Pourquoi vous inscrire ?
«
»
tome 1, Chapitre 17 tome 1, Chapitre 17

Perdu dans les limbes de ses souvenirs et de ses peurs, le roi ne savait pas combien de temps s’était passé depuis que son fils avait disparu. La réalité reprit ses droits quand on toqua à la porte.

— Entrez ! fit-il en se redressant dans une posture plus digne.

Blanche Neige pénétra dans la pièce. Décoiffée, les traits tirés, elle avança le regard baissé. Anthéus sentit son cœur se briser pour la seconde fois. Jamais, malgré les épreuves et les tourments qu’elle avait traversés, il ne l’avait vue si désespérée.

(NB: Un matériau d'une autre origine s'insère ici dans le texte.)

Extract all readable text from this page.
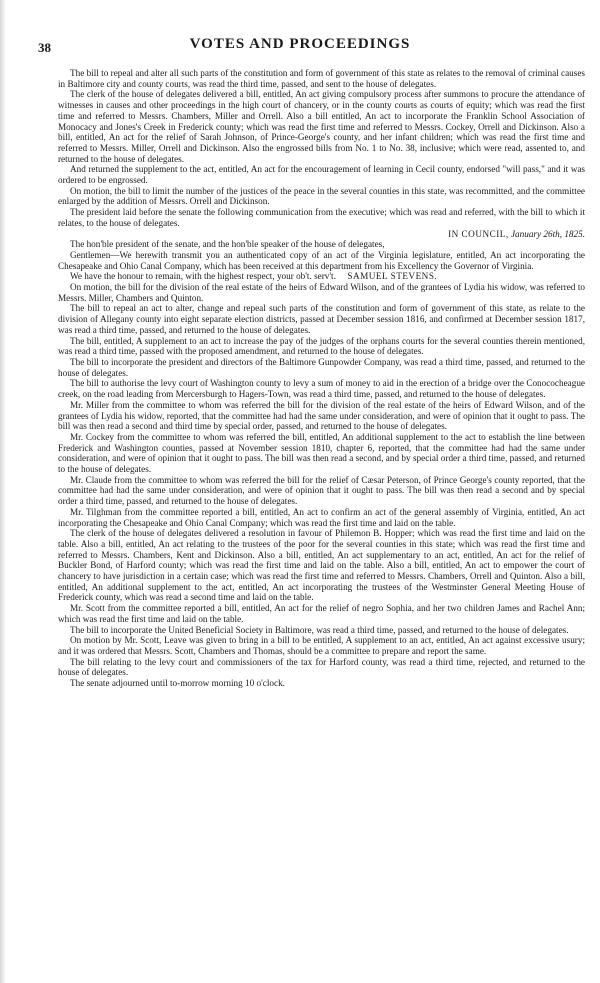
38	VOTES AND PROCEEDINGS

The bill to repeal and alter all such parts of the constitution and form of government of this state as relates to the removal of criminal causes in Baltimore city and county courts, was read the third time, passed, and sent to the house of delegates.

The clerk of the house of delegates delivered a bill, entitled, An act giving compulsory process after summons to procure the attendance of witnesses in causes and other proceedings in the high court of chancery, or in the county courts as courts of equity; which was read the first time and referred to Messrs. Chambers, Miller and Orrell. Also a bill entitled, An act to incorporate the Franklin School Association of Monocacy and Jones's Creek in Frederick county; which was read the first time and referred to Messrs. Cockey, Orrell and Dickinson. Also a bill, entitled, An act for the relief of Sarah Johnson, of Prince-George's county, and her infant children; which was read the first time and referred to Messrs. Miller, Orrell and Dickinson. Also the engrossed bills from No. 1 to No. 38, inclusive; which were read, assented to, and returned to the house of delegates.

And returned the supplement to the act, entitled, An act for the encouragement of learning in Cecil county, endorsed "will pass," and it was ordered to be engrossed.

On motion, the bill to limit the number of the justices of the peace in the several counties in this state, was recommitted, and the committee enlarged by the addition of Messrs. Orrell and Dickinson.

The president laid before the senate the following communication from the executive; which was read and referred, with the bill to which it relates, to the house of delegates.

IN COUNCIL, January 26th, 1825.

The hon'ble president of the senate, and the hon'ble speaker of the house of delegates,

Gentlemen—We herewith transmit you an authenticated copy of an act of the Virginia legislature, entitled, An act incorporating the Chesapeake and Ohio Canal Company, which has been received at this department from his Excellency the Governor of Virginia.

We have the honour to remain, with the highest respect, your ob't. serv't. SAMUEL STEVENS.

On motion, the bill for the division of the real estate of the heirs of Edward Wilson, and of the grantees of Lydia his widow, was referred to Messrs. Miller, Chambers and Quinton.

The bill to repeal an act to alter, change and repeal such parts of the constitution and form of government of this state, as relate to the division of Allegany county into eight separate election districts, passed at December session 1816, and confirmed at December session 1817, was read a third time, passed, and returned to the house of delegates.

The bill, entitled, A supplement to an act to increase the pay of the judges of the orphans courts for the several counties therein mentioned, was read a third time, passed with the proposed amendment, and returned to the house of delegates.

The bill to incorporate the president and directors of the Baltimore Gunpowder Company, was read a third time, passed, and returned to the house of delegates.

The bill to authorise the levy court of Washington county to levy a sum of money to aid in the erection of a bridge over the Conococheague creek, on the road leading from Mercersburgh to Hagers-Town, was read a third time, passed, and returned to the house of delegates.

Mr. Miller from the committee to whom was referred the bill for the division of the real estate of the heirs of Edward Wilson, and of the grantees of Lydia his widow, reported, that the committee had had the same under consideration, and were of opinion that it ought to pass. The bill was then read a second and third time by special order, passed, and returned to the house of delegates.

Mr. Cockey from the committee to whom was referred the bill, entitled, An additional supplement to the act to establish the line between Frederick and Washington counties, passed at November session 1810, chapter 6, reported, that the committee had had the same under consideration, and were of opinion that it ought to pass. The bill was then read a second, and by special order a third time, passed, and returned to the house of delegates.

Mr. Claude from the committee to whom was referred the bill for the relief of Cæsar Peterson, of Prince George's county reported, that the committee had had the same under consideration, and were of opinion that it ought to pass. The bill was then read a second and by special order a third time, passed, and returned to the house of delegates.

Mr. Tilghman from the committee reported a bill, entitled, An act to confirm an act of the general assembly of Virginia, entitled, An act incorporating the Chesapeake and Ohio Canal Company; which was read the first time and laid on the table.

The clerk of the house of delegates delivered a resolution in favour of Philemon B. Hopper; which was read the first time and laid on the table. Also a bill, entitled, An act relating to the trustees of the poor for the several counties in this state; which was read the first time and referred to Messrs. Chambers, Kent and Dickinson. Also a bill, entitled, An act supplementary to an act, entitled, An act for the relief of Buckler Bond, of Harford county; which was read the first time and laid on the table. Also a bill, entitled, An act to empower the court of chancery to have jurisdiction in a certain case; which was read the first time and referred to Messrs. Chambers, Orrell and Quinton. Also a bill, entitled, An additional supplement to the act, entitled, An act incorporating the trustees of the Westminster General Meeting House of Frederick county, which was read a second time and laid on the table.

Mr. Scott from the committee reported a bill, entitled, An act for the relief of negro Sophia, and her two children James and Rachel Ann; which was read the first time and laid on the table.

The bill to incorporate the United Beneficial Society in Baltimore, was read a third time, passed, and returned to the house of delegates.

On motion by Mr. Scott, Leave was given to bring in a bill to be entitled, A supplement to an act, entitled, An act against excessive usury; and it was ordered that Messrs. Scott, Chambers and Thomas, should be a committee to prepare and report the same.

The bill relating to the levy court and commissioners of the tax for Harford county, was read a third time, rejected, and returned to the house of delegates.

The senate adjourned until to-morrow morning 10 o'clock.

La princesse restait immobile, son visage pâle caché par ses longs cheveux d’ébène.

— Ma fille, approchez, murmura le roi.

Blanche Neige leva enfin les yeux et obéit d’un mouvement mécanique. Son beau-père prit doucement ses mains glacées dans les siennes.

— Je suis désolée, mon roi. J’ai failli : je n’ai pas réussi à protéger le prince…

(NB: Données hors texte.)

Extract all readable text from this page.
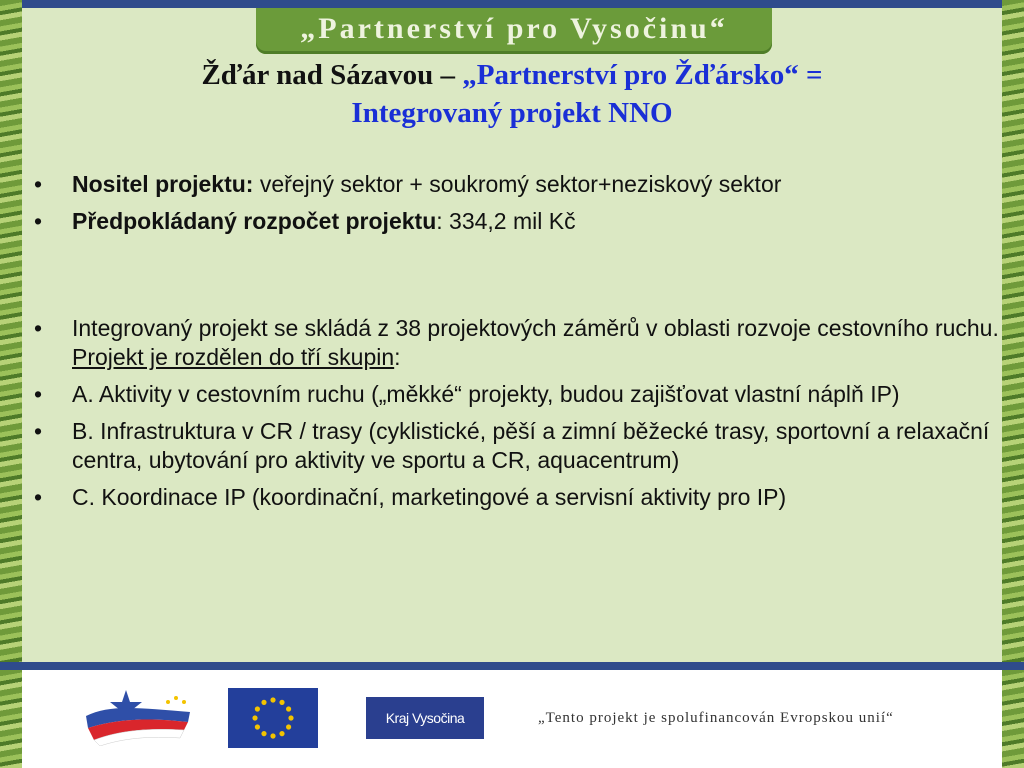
„Partnerství pro Vysočinu“
Žďár nad Sázavou – „Partnerství pro Žďársko“ =
Integrovaný projekt NNO
• Nositel projektu: veřejný sektor + soukromý sektor+neziskový sektor
• Předpokládaný rozpočet projektu: 334,2 mil Kč
• Integrovaný projekt se skládá z 38 projektových záměrů v oblasti rozvoje cestovního ruchu. Projekt je rozdělen do tří skupin:
• A. Aktivity v cestovním ruchu („měkké“ projekty, budou zajišťovat vlastní náplň IP)
• B. Infrastruktura v CR / trasy (cyklistické, pěší a zimní běžecké trasy, sportovní a relaxační centra, ubytování pro aktivity ve sportu a CR, aquacentrum)
• C. Koordinace IP (koordinační, marketingové a servisní aktivity pro IP)
Kraj Vysočina	„Tento projekt je spolufinancován Evropskou unií“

Elle avait prononcé ces mots avec un tel accent de dégoût envers elle-même. Anthéus retint à grand peine un rire nerveux. Pourquoi fallait-il que cette jeune fille supporte toujours le poids du monde ? Il se leva dans un suprême effort et posa ses deux mains sur ses épaules. Il la regarda dans les yeux avec une immense tendresse.

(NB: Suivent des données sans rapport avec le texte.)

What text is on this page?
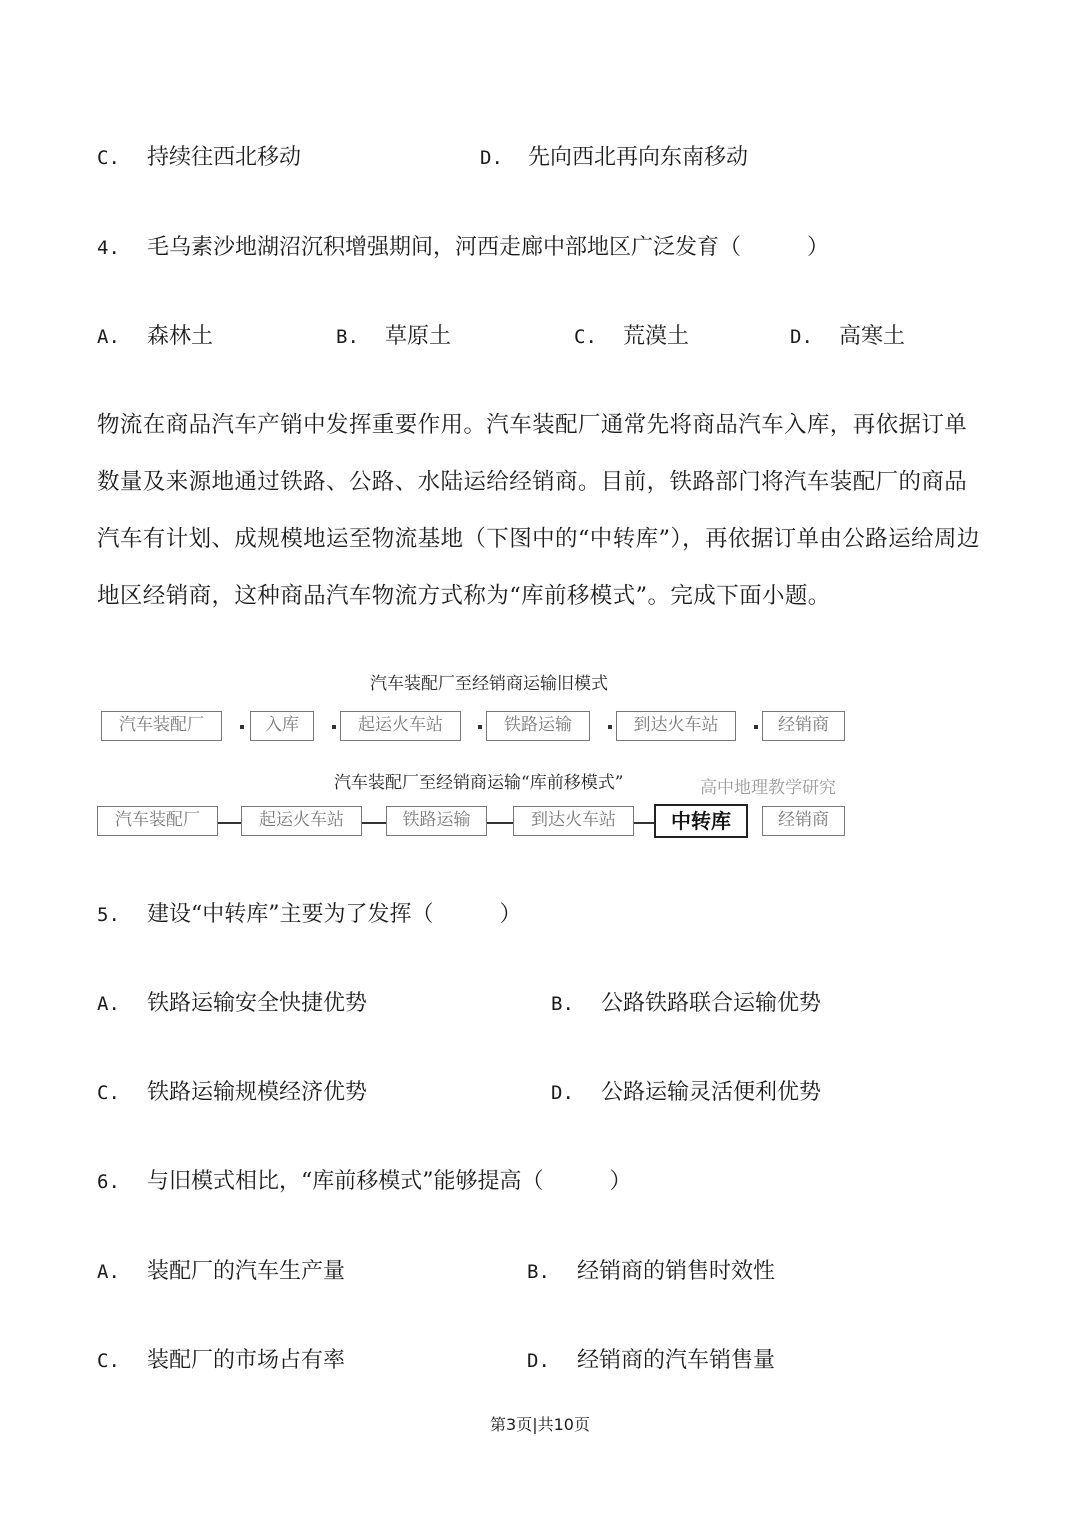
C. 持续往西北移动	D. 先向西北再向东南移动
4. 毛乌素沙地湖沼沉积增强期间，河西走廊中部地区广泛发育（　　　）
A. 森林土	B. 草原土	C. 荒漠土	D. 高寒土
物流在商品汽车产销中发挥重要作用。汽车装配厂通常先将商品汽车入库，再依据订单数量及来源地通过铁路、公路、水陆运给经销商。目前，铁路部门将汽车装配厂的商品汽车有计划、成规模地运至物流基地（下图中的“中转库”），再依据订单由公路运给周边地区经销商，这种商品汽车物流方式称为“库前移模式”。完成下面小题。
汽车装配厂至经销商运输旧模式
汽车装配厂	入库	起运火车站	铁路运输	到达火车站	经销商
汽车装配厂至经销商运输“库前移模式”	高中地理教学研究
汽车装配厂	起运火车站	铁路运输	到达火车站	中转库	经销商
5. 建设“中转库”主要为了发挥（　　　）
A. 铁路运输安全快捷优势	B. 公路铁路联合运输优势
C. 铁路运输规模经济优势	D. 公路运输灵活便利优势
6. 与旧模式相比，“库前移模式”能够提高（　　　）
A. 装配厂的汽车生产量	B. 经销商的销售时效性
C. 装配厂的市场占有率	D. 经销商的汽车销售量
第3页|共10页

— Tout d’abord, mon enfant, vous ne devez pas porter ce fardeau. Ceci n’est en rien votre faute. Ce sont les viles actions d’une fée maléfique qui ont apporté le malheur sur nous. Et ce sont aussi les imprudences de vieux rois qui ont oublié le serment qu’ils avaient fait. Si quelqu’un doit être désolé, c’est moi, ainsi que votre père, car nous vous faisons payer à vous, nos enfants, le prix de nos faiblesses.

Blanche Neige sentit son cœur se serrer davantage devant le désespoir du roi. Ce fut à son tour de lui prendre les mains qu’il avait laissé retomber le long de son corps. Elle le regarda. Il paraissait épuisé.

Cependant, elle ne put prononcer aucun mot de réconfort. Son cœur et son esprit étaient glacés depuis tellement longtemps. Il lui sourit doucement et l’entraina vers l’un des deux fauteuils tournés vers la cheminée, puis il s’assit face à elle. Son mal de crâne le taraudait et sa blessure au visage le brûlait. Mais toute son attention était concentrée sur sa belle-fille.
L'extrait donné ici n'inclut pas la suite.